His work is less figurative than before and more abstract, but still very detailed and dark. I also saw some fascinating works by his colleague, fellow Artist-in-Residence, Rachael Colley, who makes fascinating works from precious materials and dried meat and blood:

Rachael Colley


The meeting was very constructive and loads of work was done to further the ACJ.
After the meeting, I went out with James to eat some Ethiopian food in the very odd little restaurant we found some time back. (Both times we have visited, we've been the only people in there!) The staff are lovely and the food is cheap and good. He's just back from St. Petersburg, which sounds fascinating.
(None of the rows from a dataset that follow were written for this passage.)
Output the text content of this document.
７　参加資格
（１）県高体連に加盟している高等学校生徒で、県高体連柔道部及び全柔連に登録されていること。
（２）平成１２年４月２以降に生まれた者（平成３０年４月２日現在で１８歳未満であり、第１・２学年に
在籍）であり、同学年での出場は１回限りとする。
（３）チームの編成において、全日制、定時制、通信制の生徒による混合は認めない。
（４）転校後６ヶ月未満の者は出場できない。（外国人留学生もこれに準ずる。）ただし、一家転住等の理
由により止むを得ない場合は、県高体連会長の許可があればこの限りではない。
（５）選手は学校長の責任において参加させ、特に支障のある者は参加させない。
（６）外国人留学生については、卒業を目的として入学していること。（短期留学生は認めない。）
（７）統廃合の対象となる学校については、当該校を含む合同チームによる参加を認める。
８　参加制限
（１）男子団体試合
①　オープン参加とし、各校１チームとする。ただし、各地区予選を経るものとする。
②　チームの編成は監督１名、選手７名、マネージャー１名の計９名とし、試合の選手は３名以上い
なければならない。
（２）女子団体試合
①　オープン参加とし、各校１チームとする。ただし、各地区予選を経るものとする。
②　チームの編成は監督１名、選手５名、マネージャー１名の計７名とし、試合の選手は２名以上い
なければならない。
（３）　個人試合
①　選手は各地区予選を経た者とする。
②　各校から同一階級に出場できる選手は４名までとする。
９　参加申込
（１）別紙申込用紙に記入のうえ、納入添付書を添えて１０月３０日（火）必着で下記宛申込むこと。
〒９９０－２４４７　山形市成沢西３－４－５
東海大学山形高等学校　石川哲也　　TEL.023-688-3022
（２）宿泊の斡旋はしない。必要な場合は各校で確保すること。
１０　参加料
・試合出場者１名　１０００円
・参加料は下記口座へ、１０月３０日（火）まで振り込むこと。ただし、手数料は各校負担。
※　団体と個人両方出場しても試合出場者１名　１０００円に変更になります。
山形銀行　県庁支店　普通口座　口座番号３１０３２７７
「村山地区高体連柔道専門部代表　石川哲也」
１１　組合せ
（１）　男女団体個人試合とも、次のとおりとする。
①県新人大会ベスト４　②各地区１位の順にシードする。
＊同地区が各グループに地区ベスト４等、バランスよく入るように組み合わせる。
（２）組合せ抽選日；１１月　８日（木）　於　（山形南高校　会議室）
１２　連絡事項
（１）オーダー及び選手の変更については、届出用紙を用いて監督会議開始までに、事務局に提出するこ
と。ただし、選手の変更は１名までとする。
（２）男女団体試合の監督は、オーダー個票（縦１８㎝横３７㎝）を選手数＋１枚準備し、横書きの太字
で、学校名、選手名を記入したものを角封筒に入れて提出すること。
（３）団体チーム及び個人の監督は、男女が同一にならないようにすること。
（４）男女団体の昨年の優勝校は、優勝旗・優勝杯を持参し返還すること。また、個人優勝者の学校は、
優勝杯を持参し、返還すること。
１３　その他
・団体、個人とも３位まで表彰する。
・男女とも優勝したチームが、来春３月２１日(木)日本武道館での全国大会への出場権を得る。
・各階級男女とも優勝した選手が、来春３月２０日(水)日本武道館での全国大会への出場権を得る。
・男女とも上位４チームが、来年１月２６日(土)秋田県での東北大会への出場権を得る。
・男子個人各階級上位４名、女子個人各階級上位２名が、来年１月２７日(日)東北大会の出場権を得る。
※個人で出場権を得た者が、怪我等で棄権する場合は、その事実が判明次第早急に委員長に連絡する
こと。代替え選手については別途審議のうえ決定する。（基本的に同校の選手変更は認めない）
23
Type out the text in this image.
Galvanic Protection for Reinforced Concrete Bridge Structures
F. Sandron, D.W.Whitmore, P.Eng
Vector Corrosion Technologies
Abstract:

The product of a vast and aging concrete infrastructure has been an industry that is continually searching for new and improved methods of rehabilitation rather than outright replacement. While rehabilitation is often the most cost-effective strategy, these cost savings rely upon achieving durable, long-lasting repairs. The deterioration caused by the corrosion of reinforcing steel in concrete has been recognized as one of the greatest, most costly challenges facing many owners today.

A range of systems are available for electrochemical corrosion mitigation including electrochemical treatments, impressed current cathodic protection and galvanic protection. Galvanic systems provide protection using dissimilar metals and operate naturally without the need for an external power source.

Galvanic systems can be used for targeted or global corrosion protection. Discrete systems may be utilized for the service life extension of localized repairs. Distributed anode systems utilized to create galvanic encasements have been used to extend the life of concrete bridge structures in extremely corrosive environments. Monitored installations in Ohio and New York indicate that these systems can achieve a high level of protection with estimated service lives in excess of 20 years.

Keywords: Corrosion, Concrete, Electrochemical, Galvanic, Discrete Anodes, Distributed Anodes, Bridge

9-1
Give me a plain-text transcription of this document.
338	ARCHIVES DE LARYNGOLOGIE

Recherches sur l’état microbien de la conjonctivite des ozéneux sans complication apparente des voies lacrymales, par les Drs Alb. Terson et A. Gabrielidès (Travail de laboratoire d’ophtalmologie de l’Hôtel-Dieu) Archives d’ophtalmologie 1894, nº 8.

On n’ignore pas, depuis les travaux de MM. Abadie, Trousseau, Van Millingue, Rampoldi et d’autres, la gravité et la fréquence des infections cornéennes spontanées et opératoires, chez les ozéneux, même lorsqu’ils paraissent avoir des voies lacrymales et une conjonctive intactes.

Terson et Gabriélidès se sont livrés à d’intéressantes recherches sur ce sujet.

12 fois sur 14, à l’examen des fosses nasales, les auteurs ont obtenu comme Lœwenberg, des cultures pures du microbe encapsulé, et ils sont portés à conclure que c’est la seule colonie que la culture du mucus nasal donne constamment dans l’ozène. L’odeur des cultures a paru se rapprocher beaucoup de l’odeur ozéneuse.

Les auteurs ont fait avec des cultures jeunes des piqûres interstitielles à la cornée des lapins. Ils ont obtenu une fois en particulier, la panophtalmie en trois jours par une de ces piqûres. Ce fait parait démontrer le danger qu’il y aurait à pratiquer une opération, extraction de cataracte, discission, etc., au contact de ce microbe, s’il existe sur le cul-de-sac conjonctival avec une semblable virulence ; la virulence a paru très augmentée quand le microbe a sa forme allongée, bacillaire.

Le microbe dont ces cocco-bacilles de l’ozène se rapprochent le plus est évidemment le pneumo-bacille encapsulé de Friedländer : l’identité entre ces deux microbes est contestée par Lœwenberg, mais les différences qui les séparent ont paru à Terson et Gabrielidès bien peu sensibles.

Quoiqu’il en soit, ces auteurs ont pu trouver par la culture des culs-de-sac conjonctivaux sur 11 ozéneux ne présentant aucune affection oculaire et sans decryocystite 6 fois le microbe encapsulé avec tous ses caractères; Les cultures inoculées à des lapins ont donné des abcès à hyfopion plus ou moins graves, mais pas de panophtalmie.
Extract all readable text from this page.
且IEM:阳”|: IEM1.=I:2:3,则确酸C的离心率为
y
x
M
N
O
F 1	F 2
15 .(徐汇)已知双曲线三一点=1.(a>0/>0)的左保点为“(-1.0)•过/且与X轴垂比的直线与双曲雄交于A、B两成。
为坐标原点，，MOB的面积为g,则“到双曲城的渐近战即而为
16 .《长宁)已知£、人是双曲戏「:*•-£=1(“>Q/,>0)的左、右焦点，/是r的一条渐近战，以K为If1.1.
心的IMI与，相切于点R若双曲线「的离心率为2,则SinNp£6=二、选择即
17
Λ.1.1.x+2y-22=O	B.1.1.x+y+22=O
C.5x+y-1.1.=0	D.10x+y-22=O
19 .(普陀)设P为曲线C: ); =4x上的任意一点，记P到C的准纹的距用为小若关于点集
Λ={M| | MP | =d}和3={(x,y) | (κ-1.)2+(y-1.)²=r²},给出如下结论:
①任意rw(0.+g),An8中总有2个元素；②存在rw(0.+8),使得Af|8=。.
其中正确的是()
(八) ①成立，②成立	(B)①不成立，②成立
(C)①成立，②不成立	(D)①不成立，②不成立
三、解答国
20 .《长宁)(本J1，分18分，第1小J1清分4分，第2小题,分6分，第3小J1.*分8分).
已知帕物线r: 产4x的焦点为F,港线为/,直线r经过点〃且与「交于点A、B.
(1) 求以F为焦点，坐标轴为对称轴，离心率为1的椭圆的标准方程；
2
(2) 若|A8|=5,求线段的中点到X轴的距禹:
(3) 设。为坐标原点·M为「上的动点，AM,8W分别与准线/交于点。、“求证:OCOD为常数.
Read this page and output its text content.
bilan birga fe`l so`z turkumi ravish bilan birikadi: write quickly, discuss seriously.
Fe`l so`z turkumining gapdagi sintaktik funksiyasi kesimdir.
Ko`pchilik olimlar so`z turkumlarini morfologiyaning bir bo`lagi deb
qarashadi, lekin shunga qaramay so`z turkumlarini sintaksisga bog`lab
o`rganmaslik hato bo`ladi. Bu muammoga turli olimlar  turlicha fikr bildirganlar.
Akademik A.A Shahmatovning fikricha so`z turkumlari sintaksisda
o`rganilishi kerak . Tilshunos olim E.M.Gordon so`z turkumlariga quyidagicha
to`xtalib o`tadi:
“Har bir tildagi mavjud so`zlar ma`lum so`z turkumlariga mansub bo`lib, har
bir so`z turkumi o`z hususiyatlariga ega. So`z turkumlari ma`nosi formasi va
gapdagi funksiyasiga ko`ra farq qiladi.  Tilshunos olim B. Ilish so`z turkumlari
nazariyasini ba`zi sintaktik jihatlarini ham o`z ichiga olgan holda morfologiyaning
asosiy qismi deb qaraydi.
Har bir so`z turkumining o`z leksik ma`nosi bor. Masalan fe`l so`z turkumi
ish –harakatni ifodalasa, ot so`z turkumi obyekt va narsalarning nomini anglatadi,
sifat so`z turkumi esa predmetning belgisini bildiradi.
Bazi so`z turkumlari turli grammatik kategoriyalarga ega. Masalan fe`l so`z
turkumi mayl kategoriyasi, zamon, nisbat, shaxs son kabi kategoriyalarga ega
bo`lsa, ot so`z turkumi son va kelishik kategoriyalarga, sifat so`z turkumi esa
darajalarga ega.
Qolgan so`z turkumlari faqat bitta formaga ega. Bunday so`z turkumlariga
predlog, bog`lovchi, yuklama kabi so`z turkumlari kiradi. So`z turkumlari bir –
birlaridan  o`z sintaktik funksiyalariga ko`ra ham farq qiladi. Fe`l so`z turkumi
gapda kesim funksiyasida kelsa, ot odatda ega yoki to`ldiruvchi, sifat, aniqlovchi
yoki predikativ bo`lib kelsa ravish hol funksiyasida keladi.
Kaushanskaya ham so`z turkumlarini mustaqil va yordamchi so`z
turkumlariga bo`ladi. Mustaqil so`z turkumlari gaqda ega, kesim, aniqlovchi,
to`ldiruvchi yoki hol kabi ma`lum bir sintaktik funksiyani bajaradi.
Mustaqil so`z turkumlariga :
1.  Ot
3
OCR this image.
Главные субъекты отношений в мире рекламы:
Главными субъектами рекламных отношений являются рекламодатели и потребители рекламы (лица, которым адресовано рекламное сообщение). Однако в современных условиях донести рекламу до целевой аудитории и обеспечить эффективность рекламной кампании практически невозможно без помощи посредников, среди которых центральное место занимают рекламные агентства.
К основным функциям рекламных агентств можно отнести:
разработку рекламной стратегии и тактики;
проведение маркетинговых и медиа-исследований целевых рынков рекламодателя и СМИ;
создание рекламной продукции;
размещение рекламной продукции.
On Saturday, I decided it was time to socialise a bit and met up with yet another fellow jeweller, Miriam Rowe, an American living and working in Birmingham. After a very leisurely lunch - at the eternal and brilliant Cafe Soya - we went to the Jewellery Quarter in the city to have a look at her studio in the Designspace project:

Designspace Workshops


This is a fantastic initiative by the City Council to encourage recent graduates to become more business-aware and to offer them workshop spaces where they can develop their materials with guidance from business support people, including marketing and accounts. All very useful. It is such a great pity that this type of initiative is not duplicated in other cities.
Miriam is working on some new pieces just now, as you can see from her bench:

New Work By Miriam Rowe


And she is in an environment where she is surrounded by very, very creative and exciting people, such as Natalie Salisbury, the work of whom I think is quite brilliant:

Natalie Salisbury 2


I'm a sucker for a bit of complex piercing!
After the studio visit, we wandered around the jewellery quarter for a bit, looking in some of the open studios which were available to view on that day but the whole quarter was disappointingly quiet. It strikes me that if Birmingham were really serious about promoting new talent - and I think that they probably are - they should get rid of all the pedlars of Chinese mass-produced jewellery from the quarter and force it to concentrate on handmade, specialist and unique work: it is very sad that people are deceived by dishonest advertising into thinking that everything bought in the jewellery quarter was also made there...

In between all this, I spent loads of time taking photographs which can be seen here, if you are really interested!



Since arriving back on Sunday evening, I've done a bit more work on "A Forest".
I finally managed to get the boss for the base of the main "theatre" milled out and cast. This has been a terrible pain as I couldn't quite get it to mill properly, due to the flexibility of the wax and the very thin leaves, but it finally worked:

A Forest (WIP) - 46


A Forest (WIP) - 45


I think that this makes the piece look much more balanced.
The lid is now on the inner box, which will hide the way in which the inner box fits into the outer box and has been decorated with applied silver and gold leaves:

A Forest (WIP) - 47


Finally, I managed to get some of the intermediate layers cut, one from some scrap galvanised steel, one from an old nickel electrode:

A Forest (WIP) - 49


I've started work on the chain now and can see it at last shaping up as I had imagined it!


Hope that I can get away this weekend as planned. Not wanting to be stuck in miserable glasgow over a long weekend, unable to access the workshops due to bank holidays.